En realidad, ¿Iker había escapado de la muerte? En la isla parecía menos brutal que en el barco de los piratas, sin embargo, el destino no parecía más favorable. Sí, podría subsistir varios meses, incluso varios años tal vez, pero ¿la soledad no acabaría por volverlo loco? ¿Y si la fuente se secaba y la pesca se hacía improductiva? Para construir una balsa sólida habría necesitado herramientas. Sin embargo, navegar por aquel mar desconocido a bordo de un frágil esquife, ¿no era un suicidio?

El muchacho no dejaba de pensar en las revelaciones de la serpiente, señora del maravilloso país de Punt. ¿Cómo podía ser aquella isla minúscula la tierra divina que rebosaba fabulosas riquezas, tan deseadas?

¡Era absurdo!

El reptil dorado sólo había existido en la imaginación del superviviente. Pero ¿por qué hablar de la necesidad de salvar su mundo? Puesto que reinaba un faraón, Egipto no estaba en peligro.

Egipto, tan lejano, tan inaccesible. Iker no cesaba de pensar en su aldea, cerca del santuario de Medamud, un lugar misterioso al norte de Tebas. Gracias al viejo escriba que lo había recogido, el muchacho apenas participaba en las labores agrícolas y consagraba su tiempo a la lectura y a la escritura. Aquel privilegio le provocaba muchas envidias, a las que no daba importancia, ya que el aprendizaje alimentaba su alma.

Iker trazó en la arena de la playa los jeroglíficos que dominaba, los cuales formaban una frase que alababa el oficio de escriba. Luego, contempló la puesta de sol, miró largo rato aquel cielo estrellado y se durmió con la esperanza, mezclada con temor, de volver a ver la gigantesca serpiente.

Las ganas de comer pescado asado motivaron que tomara su caña de pescar y se dirigiera a la playa.

Una vez allá comprobó estupefacto que había sido cubierta por el mar.
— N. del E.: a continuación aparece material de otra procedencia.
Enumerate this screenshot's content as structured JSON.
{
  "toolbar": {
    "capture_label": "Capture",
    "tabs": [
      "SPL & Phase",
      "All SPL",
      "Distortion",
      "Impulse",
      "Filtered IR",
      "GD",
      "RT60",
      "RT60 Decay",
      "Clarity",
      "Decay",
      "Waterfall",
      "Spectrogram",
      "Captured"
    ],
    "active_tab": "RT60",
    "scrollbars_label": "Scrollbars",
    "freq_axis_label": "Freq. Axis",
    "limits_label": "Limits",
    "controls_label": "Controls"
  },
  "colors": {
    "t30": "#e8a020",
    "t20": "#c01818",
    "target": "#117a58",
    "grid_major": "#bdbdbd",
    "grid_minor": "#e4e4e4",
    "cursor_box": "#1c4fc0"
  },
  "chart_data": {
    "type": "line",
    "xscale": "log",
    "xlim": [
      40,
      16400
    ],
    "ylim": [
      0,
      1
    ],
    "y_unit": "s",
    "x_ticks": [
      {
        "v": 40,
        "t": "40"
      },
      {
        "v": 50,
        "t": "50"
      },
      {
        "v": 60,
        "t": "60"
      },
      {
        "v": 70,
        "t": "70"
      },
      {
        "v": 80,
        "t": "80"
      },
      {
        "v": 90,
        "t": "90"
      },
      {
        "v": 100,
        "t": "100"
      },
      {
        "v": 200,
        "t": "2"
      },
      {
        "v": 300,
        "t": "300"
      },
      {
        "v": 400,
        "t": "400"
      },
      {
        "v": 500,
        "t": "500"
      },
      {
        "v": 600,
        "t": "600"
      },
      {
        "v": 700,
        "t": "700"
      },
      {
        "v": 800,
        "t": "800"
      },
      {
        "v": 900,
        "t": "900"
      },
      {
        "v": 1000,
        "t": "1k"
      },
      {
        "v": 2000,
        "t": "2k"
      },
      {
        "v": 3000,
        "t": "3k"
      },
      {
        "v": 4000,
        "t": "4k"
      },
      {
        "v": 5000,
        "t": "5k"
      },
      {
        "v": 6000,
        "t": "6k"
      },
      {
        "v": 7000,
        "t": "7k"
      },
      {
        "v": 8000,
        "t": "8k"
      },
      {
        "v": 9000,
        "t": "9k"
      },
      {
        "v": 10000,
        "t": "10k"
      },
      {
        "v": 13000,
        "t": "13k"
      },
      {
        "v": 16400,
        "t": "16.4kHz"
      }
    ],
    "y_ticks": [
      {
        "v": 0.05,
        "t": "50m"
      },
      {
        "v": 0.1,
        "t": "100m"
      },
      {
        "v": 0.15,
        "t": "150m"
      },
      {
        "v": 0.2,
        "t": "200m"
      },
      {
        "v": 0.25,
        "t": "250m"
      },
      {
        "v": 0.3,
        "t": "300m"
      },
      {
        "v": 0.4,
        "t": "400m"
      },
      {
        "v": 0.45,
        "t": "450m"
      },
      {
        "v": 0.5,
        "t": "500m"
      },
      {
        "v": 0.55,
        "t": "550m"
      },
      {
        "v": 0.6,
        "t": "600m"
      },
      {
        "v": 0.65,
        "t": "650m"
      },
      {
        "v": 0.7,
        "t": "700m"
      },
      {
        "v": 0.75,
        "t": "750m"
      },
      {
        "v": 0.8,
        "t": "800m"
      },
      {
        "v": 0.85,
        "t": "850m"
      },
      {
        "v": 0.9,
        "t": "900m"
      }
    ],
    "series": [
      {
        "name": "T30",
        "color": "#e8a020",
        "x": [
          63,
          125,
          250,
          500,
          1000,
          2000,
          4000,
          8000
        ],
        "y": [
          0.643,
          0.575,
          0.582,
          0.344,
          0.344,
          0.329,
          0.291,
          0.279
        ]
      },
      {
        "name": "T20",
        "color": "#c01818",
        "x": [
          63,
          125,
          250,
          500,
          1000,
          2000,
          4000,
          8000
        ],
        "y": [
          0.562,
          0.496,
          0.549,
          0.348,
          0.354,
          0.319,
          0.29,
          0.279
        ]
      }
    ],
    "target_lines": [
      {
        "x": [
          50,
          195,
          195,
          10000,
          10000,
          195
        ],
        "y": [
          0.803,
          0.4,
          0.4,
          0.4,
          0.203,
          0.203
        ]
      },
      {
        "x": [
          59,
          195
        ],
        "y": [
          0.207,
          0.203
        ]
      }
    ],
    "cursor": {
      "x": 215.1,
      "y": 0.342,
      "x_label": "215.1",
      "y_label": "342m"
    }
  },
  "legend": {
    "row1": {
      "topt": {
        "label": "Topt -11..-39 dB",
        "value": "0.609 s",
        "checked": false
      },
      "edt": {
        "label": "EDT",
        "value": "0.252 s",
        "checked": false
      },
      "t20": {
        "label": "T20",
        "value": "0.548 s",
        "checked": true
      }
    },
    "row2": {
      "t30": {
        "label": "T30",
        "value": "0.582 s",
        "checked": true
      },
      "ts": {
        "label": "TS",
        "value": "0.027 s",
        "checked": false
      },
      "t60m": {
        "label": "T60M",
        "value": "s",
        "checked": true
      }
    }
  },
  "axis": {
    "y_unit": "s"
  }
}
Sin duda, era un fenómeno pasajero.

De todos modos, lanzó su sedal varias veces, sin obtener picada alguna. Extrañado, se zambulló y nadó un rato durante el cual no logró ver ni un solo pez.

Haciendo pie de nuevo, Iker advirtió que el mar seguía ascendiendo. ¿Y si la isla se hundía…?

Inmóvil, el muchacho presenció cómo el agua llegaba a sus pantorrillas; luego, a sus rodillas, y, por fin, a lo alto de sus muslos. A aquella velocidad, la isla del ka no tardaría en desaparecer.

Presa del pánico, Iker trepó a la palmera más alta, despellejándose las manos y los pies en el cometido.

Sin aliento, temblando, creyó ser víctima de un nuevo sueño al distinguir una vela blanca en la inmensidad azul.